A Con Games Column

I feel lucky because I did most of my writing before artificial intelligence (AI) became the Headless Horseman heedless of humankind.

michael conniff, writer, novelistPre-Chatbot, the ink-stained wretch had no choice but to write it all by his lonesome, whatever it might be. Or not. As a writer you had to produce the words yourself, without the help of a machine, because no one was going to do it for you.

Publish or perish—or shut the bleep up.

My old fiction teacher, the great Gordon Lish, used to say the stack of your work piled up on the table was all that mattered in the end—note the paper-based metaphor—and nobody cared about might-have-beens in your brilliant career.

The only question left for the dark night of the soul before the Machine Age: did you get it done?

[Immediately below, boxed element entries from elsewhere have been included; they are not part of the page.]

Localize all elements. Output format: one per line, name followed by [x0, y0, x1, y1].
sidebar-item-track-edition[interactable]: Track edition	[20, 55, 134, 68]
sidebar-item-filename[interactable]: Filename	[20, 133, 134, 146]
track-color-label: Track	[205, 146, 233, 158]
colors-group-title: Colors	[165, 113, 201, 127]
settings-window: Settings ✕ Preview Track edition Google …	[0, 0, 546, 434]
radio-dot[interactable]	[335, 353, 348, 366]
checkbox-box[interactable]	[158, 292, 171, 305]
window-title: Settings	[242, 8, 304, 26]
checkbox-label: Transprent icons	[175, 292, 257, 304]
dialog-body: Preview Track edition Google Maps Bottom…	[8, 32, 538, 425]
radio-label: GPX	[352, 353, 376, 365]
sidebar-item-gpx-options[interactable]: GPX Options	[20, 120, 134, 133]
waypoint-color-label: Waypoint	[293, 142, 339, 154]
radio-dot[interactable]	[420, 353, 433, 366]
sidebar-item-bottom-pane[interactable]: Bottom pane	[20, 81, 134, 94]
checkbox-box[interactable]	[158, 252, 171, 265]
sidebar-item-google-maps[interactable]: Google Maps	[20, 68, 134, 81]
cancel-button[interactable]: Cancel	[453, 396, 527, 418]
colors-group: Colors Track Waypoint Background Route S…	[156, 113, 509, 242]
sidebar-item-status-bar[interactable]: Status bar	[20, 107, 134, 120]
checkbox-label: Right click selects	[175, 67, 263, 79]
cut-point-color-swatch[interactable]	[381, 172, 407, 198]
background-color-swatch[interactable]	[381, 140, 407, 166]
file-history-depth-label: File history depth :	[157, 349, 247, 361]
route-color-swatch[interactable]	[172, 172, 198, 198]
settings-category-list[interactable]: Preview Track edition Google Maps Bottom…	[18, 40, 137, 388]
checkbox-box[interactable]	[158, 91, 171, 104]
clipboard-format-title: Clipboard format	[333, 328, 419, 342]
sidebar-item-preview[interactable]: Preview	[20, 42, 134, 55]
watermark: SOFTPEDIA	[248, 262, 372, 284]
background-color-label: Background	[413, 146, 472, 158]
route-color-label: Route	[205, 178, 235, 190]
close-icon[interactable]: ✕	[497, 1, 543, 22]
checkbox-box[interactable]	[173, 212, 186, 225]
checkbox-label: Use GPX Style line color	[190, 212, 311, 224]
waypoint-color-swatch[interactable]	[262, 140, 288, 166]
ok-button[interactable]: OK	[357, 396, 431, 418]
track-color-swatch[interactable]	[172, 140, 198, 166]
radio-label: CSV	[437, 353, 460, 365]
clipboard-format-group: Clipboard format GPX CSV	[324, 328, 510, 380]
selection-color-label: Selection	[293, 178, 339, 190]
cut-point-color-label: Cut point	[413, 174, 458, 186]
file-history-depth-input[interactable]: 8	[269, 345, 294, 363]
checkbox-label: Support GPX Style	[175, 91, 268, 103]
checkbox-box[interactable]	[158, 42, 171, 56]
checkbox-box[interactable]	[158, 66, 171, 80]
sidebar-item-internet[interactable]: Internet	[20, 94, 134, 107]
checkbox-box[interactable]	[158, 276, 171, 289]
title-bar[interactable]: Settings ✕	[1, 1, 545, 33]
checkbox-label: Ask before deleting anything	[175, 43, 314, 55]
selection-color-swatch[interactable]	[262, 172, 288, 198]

Writing 2.0 means you don’t even have to be a writer to “write.”

Think about that for a minute. The writer is no longer alone in the cockpit, and runs the risk of barely being along for the ride. Stuck on a feeling? Just pop over to a chatbox ready to tell you what you think faster than you can blink an eye.

The very definition of writing is morphing before our eyes into something knowable only to Machine Language Learners. AI means nothing less than the elimination of the blank page, the bete noir of writers everywhere, the endless abyss where creativity goes to die. No longer need a writer (or a “writer”) face the blank page ever again—and why would you, when you can go running to the shelter of Big Brother’s little helper?

With the exception of recidivist handwringers, writers are already following the money and becoming AI enablers. Actual writers no longer need to write. The blank page and the abyss? They gone.

Don’t feel badly for me and my kind. To be the last generation to write without machine intervention was a gift soon to be so rare our extinction is all but certain. I feel lucky I learned to write on a manual typewriter on copy paper with scissors and paste as my co-pilots. I feel lucky I was ready and waiting when the word processor came along and you could move words and sentences and paragraphs like chess pieces in search of ideas never writ before.

 

Whatever it was I just had to write it. I did not have a choice. Nor did my father before me or my uncle or my brothers or my cousins—writers all.

 

One of my first writing teachers told me I reminded him of Secretariat, the great racehorse, because I wanted to run with every sentence. (Not a compliment, by the way.) Now, as a writer, my race all but run, I look at writers coming behind me and wonder they know how far the horse is out of the barn.